Bandung (ANTARA) - Kepala Dinas Kesehatan (Dinkes) Provinsi Jawa Barat Vini Adiani Dewi mengungkapkan bahwa vaksin belum menjadi solusi untuk mengatasi kasus demam berdarah dengue (DBD), yang angkanya terus naik dengan 7.654 kasus dan 71 diantaranya meninggal dunia.

Meski vaksin itu bisa didapatkan di rumah sakit swasta, ia menyarankan masyarakat menerapkan pola 3M Plus, sebab penerapannya akan lebih efektif mencegah DBD ketimbang penggunaan vaksin. Belum lagi dari sisi harga yang cukup mahal, juga belum menjadi kebijakan pemerintah.

"Mohon maaf ya, mungkin akan mubazir pembiayaannya dibandingkan kita melakukan gerakan 3M Plus, yakni menguras, menutup tempat penampungan air, mengolah barang bekas yang dapat menjadi tempat perkembangbiakan nyamuk, serta memelihara hewan pemakan jentik di tempat penampungan dan menanam tanaman yang tidak disukai nyamuk ketimbang menggunakan vaksin DBD," ujar Vini dalam pesan singkatnya di Bandung, Selasa.

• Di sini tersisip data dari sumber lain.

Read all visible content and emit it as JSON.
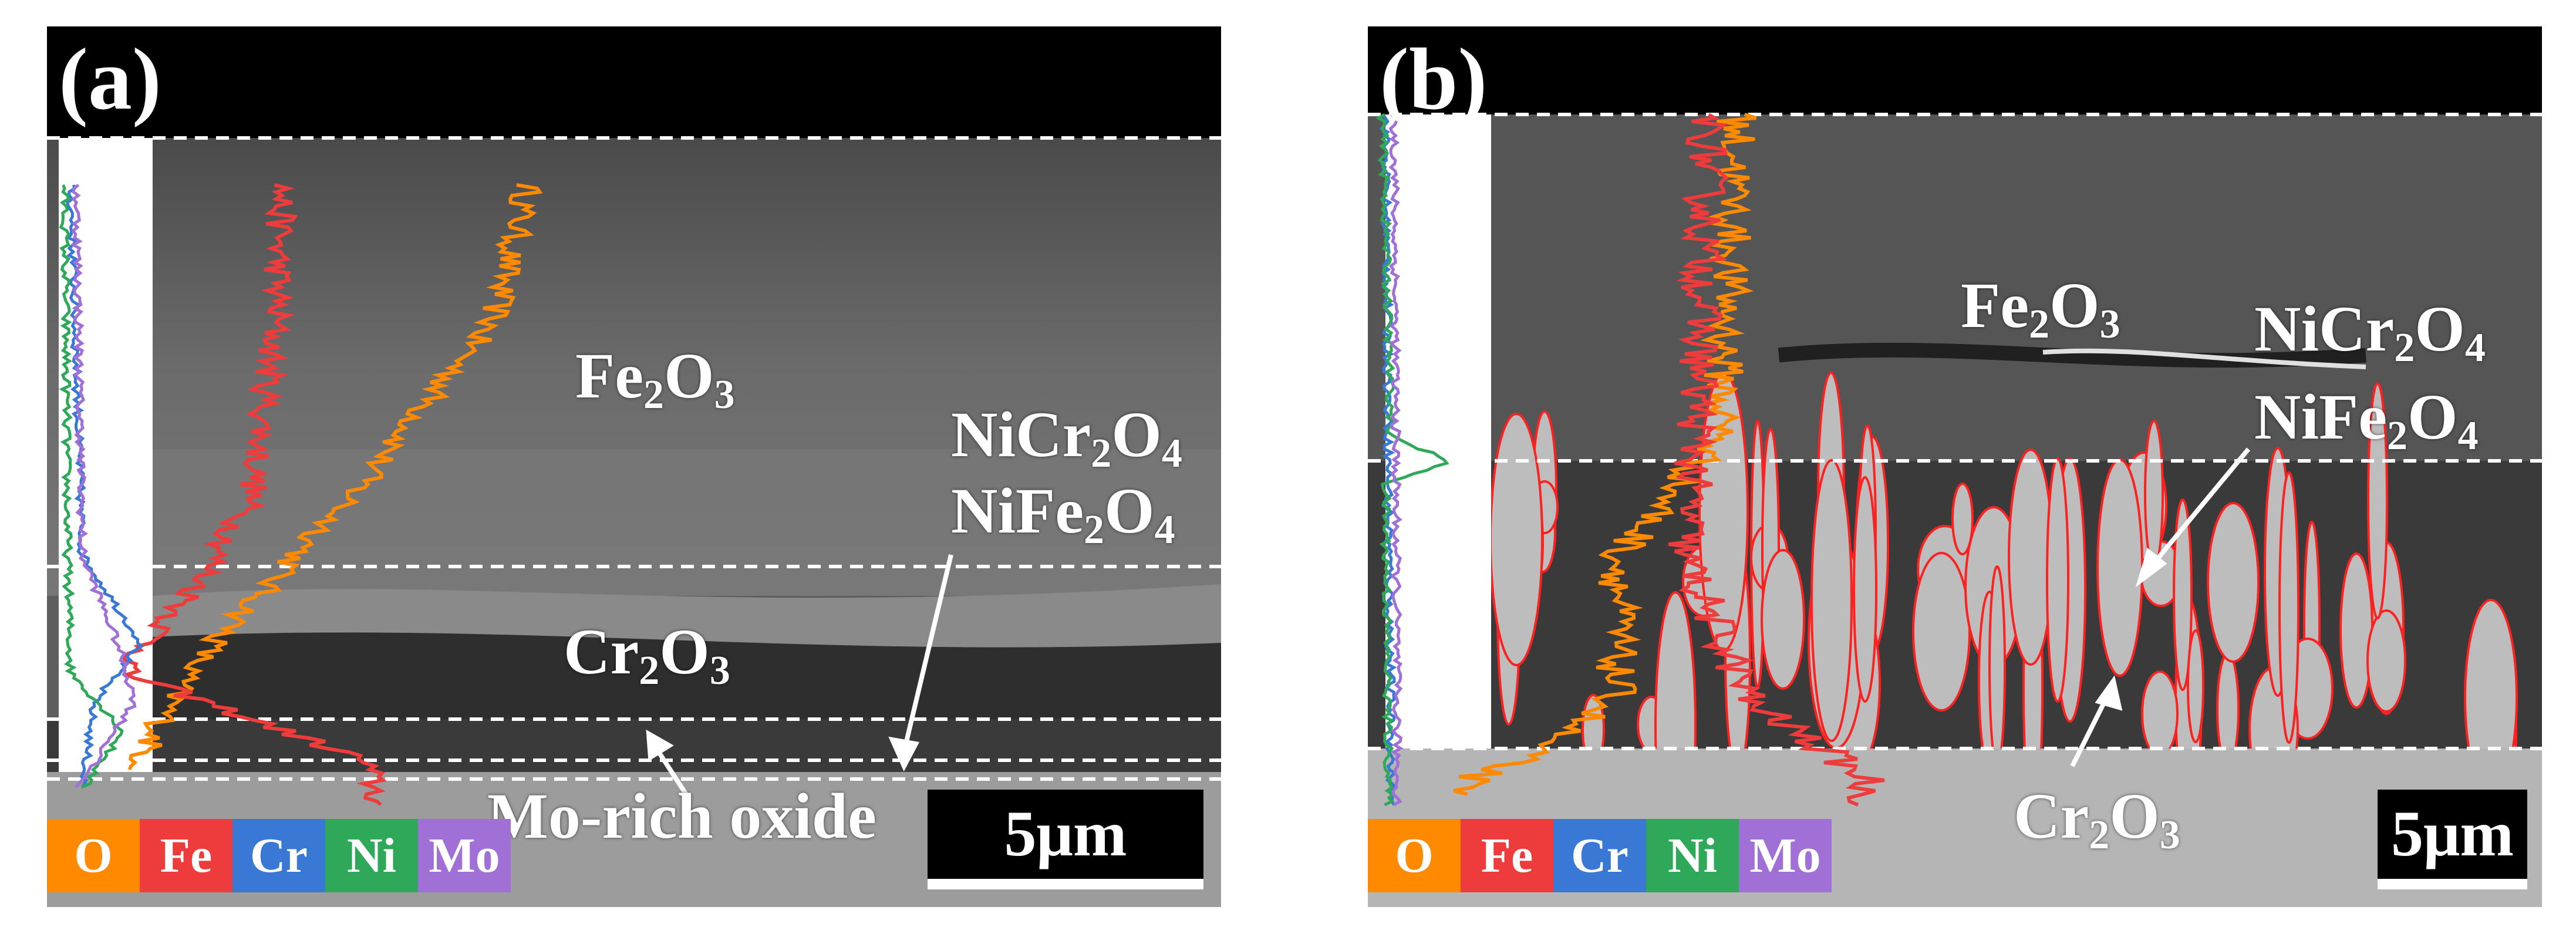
{
  "colors": {
    "O": "#ff8a00",
    "Fe": "#ee3c3c",
    "Cr": "#3a78d6",
    "Ni": "#2fa85a",
    "Mo": "#a070d6"
  },
  "panel_a": {
    "letter": "(a)",
    "labels": {
      "fe2o3_base": "Fe",
      "fe2o3_sub1": "2",
      "fe2o3_mid": "O",
      "fe2o3_sub2": "3",
      "nicr_base": "NiCr",
      "nicr_sub1": "2",
      "nicr_mid": "O",
      "nicr_sub2": "4",
      "nife_base": "NiFe",
      "nife_sub1": "2",
      "nife_mid": "O",
      "nife_sub2": "4",
      "cr2o3_base": "Cr",
      "cr2o3_sub1": "2",
      "cr2o3_mid": "O",
      "cr2o3_sub2": "3",
      "mo_rich": "Mo-rich oxide"
    },
    "scale_bar": "5μm",
    "legend": [
      "O",
      "Fe",
      "Cr",
      "Ni",
      "Mo"
    ]
  },
  "panel_b": {
    "letter": "(b)",
    "labels": {
      "fe2o3_base": "Fe",
      "fe2o3_sub1": "2",
      "fe2o3_mid": "O",
      "fe2o3_sub2": "3",
      "nicr_base": "NiCr",
      "nicr_sub1": "2",
      "nicr_mid": "O",
      "nicr_sub2": "4",
      "nife_base": "NiFe",
      "nife_sub1": "2",
      "nife_mid": "O",
      "nife_sub2": "4",
      "cr2o3_base": "Cr",
      "cr2o3_sub1": "2",
      "cr2o3_mid": "O",
      "cr2o3_sub2": "3"
    },
    "scale_bar": "5μm",
    "legend": [
      "O",
      "Fe",
      "Cr",
      "Ni",
      "Mo"
    ]
  }
}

Baca juga: Dinkes Jabar: 3M Plus mutlak dilakukan untuk putuskan mata rantai DBD

Sementara itu, Kepala Staf Kedokteran Anak Rumah Sakit Hasan Sadikin (RSHS), Djatnika Setiabudi menambahkan vaksin tersebut sejatinya sudah bisa didapat masyarakat di tempat praktik dokter atau rumah sakit swasta.

Diakuinya, dari sisi harga memang cenderung mahal, dengan biaya Rp300-Rp350 ribu untuk sekali suntik vaksin DBD atau sekitar Rp550 ribu untuk satu paket, yakni dua kali suntik.

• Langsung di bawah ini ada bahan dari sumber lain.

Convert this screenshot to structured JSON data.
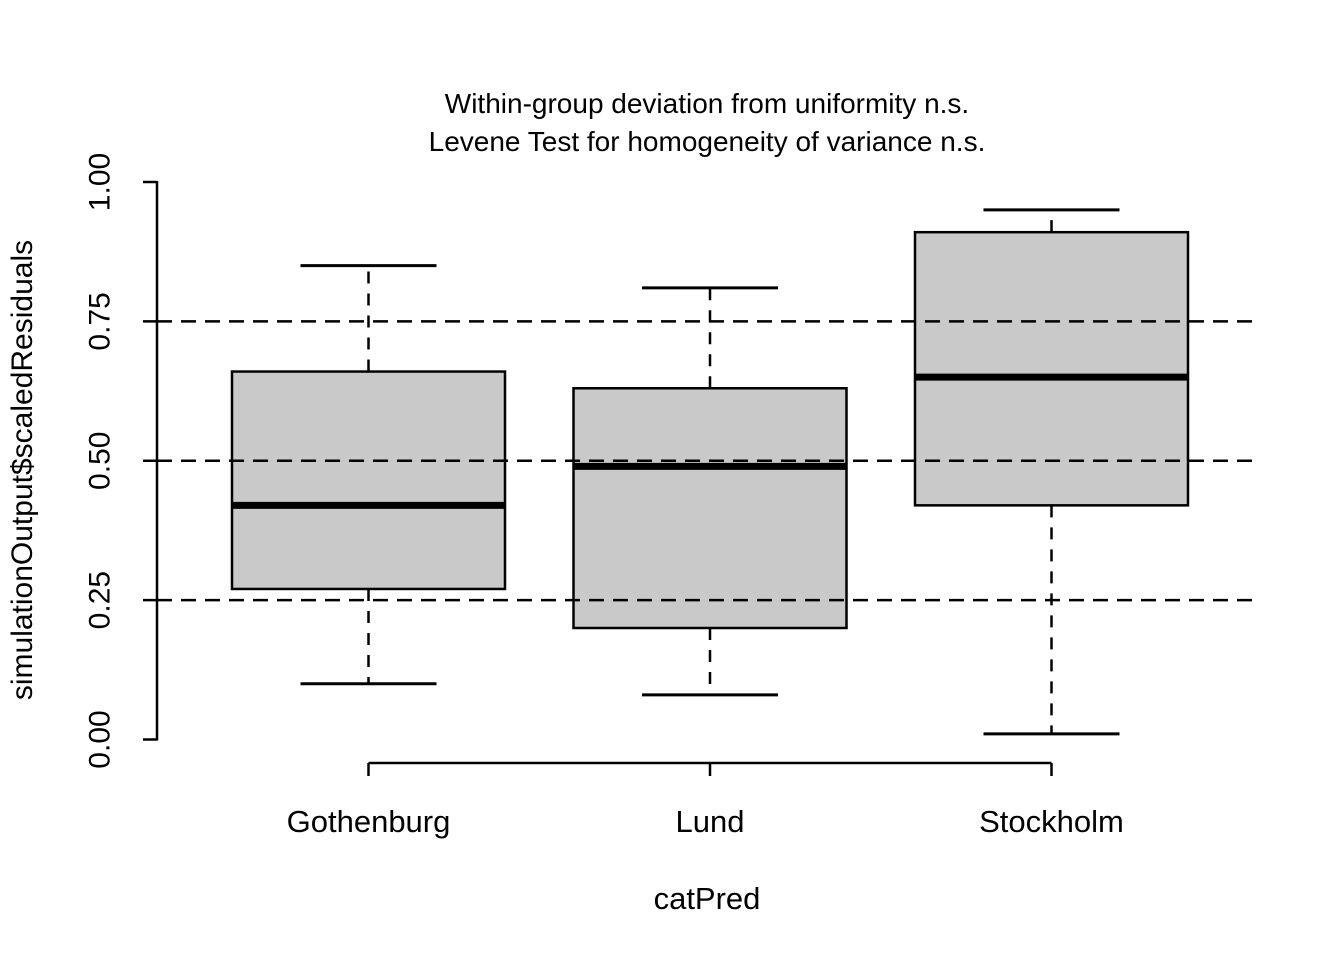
{
  "chart_data": {
    "type": "boxplot",
    "title_line1": "Within-group deviation from uniformity n.s.",
    "title_line2": "Levene Test for homogeneity of variance n.s.",
    "xlabel": "catPred",
    "ylabel": "simulationOutput$scaledResiduals",
    "categories": [
      "Gothenburg",
      "Lund",
      "Stockholm"
    ],
    "series": [
      {
        "name": "Gothenburg",
        "whisker_low": 0.1,
        "q1": 0.27,
        "median": 0.42,
        "q3": 0.66,
        "whisker_high": 0.85
      },
      {
        "name": "Lund",
        "whisker_low": 0.08,
        "q1": 0.2,
        "median": 0.49,
        "q3": 0.63,
        "whisker_high": 0.81
      },
      {
        "name": "Stockholm",
        "whisker_low": 0.01,
        "q1": 0.42,
        "median": 0.65,
        "q3": 0.91,
        "whisker_high": 0.95
      }
    ],
    "ylim": [
      0.0,
      1.0
    ],
    "ytick_labels": [
      "0.00",
      "0.25",
      "0.50",
      "0.75",
      "1.00"
    ],
    "ytick_values": [
      0.0,
      0.25,
      0.5,
      0.75,
      1.0
    ],
    "gridlines": {
      "values": [
        0.25,
        0.5,
        0.75
      ],
      "style": "dashed"
    },
    "legend": "none",
    "colors": {
      "box_fill": "#c9c9c9",
      "line": "#000000",
      "background": "#ffffff"
    }
  }
}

"Jadi, memang dua kali suntik, jaraknya (dari suntik pertama ke kedua) tiga bulan. Jadi sama seperti vaksin COVID-19," ucapnya.

Mengenai efektivitasnya, Djatnika mengungkapkan dari dua kali suntik vaksin DBD tersebut, mampu menjaga kekebalan hingga 48 bulan atau tiga tahun.

Sejauh ini, lanjutnya, vaksin DBD telah teruji dalam menurunkan angka sakit dan dirawat akibat penyakit dari nyamuk aedes aegypti tersebut.

"Sekarang sudah fase empat penelitiannya, izin edar dari BPOM sudah ada. Kendalanya, biayanya masih mahal dan belum tersedia di (rumah sakit) pemerintah. Hanya di beberapa rumah sakit swasta," ucapnya.

Baca juga: Faskes Jabar diinstruksikan siaga antisipasi peningkatan kasus DBD

Baca juga: Tiga daerah di Jabar tertinggi kasus dengue nasional

Lebih lanjut, Djatnika mengungkapkan bahwa vaksin DBD ini masih dalam tahap penelitian lebih lanjut, layaknya vaksin COVID-19.

"Setelah 48 bulan (kekebalan dari vaksin), dilakukan penelitian lagi. Tinggal berapa persen kekebalannya. Ini sedang dikembangkan lagi, perlu penguat (booster) atau enggak," tuturnya.